New Delhi, April 5 (IANS) Leaving an Indian Institute of Technology (IIT) course midway or after confirming the admission will now cost students dear as the Delhi High Court has held that this would bar them from reappearing in the entrance test in the following year.
Justice Hima Kohli has upheld the decision of IIT authorities that students who leave a course after confirming their admission would not be allowed to appear in the next joint entrance examination (JEE).
The court’s order came while dismissing a plea filed by Prateek Rohilla who withdrew his admission to IIT-Madras after paying the registration fee last year. Rohilla wanted to appear in the IIT-JEE-2012 scheduled for April 8.
The court said that such attempts by candidates, who once qualified in IIT-JEE and later sought to withdraw from the seat allocated to them, resulted in immense financial strain on the institute.
“In this attempt, the institute would have to keep a seat vacant not just in the first year but right through the course that may extend up to five years as in the present case,” Justice Kohli said in an order passed last week.
“Apart from this, the course is extremely prestigious and every seat is precious and cannot be permitted to be wasted in such a manner,” the court said refusing to accept Rohilla’s petition.
Rohilla moved the court against the IIT decision after it informed him that he cannot reappear for IIT-JEE 2012 exam as last year he withdrew his admission after paying the registration fee.
In 2011, Rohilla after qualifying in the IIT-JEE under the Scheduled Castes category got admission in engineering design (automotive engineering), a five-year M-Tech dual degree course at IIT-Madras.
By making an online payment, Rohilla deposited Rs.20,000 towards non-refundable registration fees and confirmed the admission but did not turn up at IIT-Madras to attend classes.
Later, Rohilla applied again for the 2012 IIT entrance test under the general category. On this, IIT-Delhi, organising the test, informed him March 17 that his application for IIT-JEE-2012 stood cancelled as he was ineligible.
The letter written by IIT-Delhi to Rohilla said: “You have attempted JEE-2011 successfully and had got an admission offer, which was accepted by you by depositing the admission fee and, therefore, you are ineligible to write IIT-JEE-2012.”
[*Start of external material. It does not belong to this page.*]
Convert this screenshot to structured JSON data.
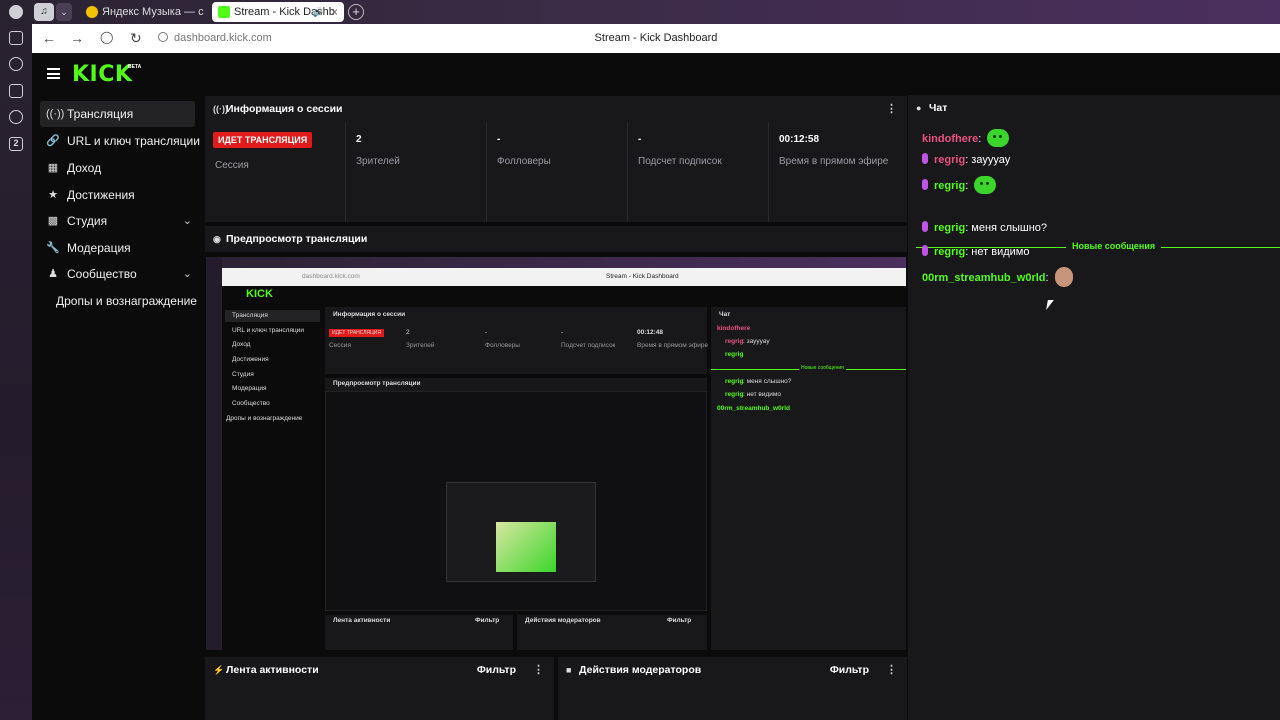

As per clause 3.5 of the information brochure of IIT-JEE-2012, which lays down the eligibility criterion for appearing in IIT-JEE-2012: “Candidates who have taken admission (irrespective of whether or not they continued in any of the programmes) or accepted the admission by paying the registration fee at any of the IITs, IT-BHU (Institute of Technology-Banaras Hindu University) Varanasi or ISM (Indian School of Mines) Dhanbad are not eligible to appear in IIT-JEE-2012.”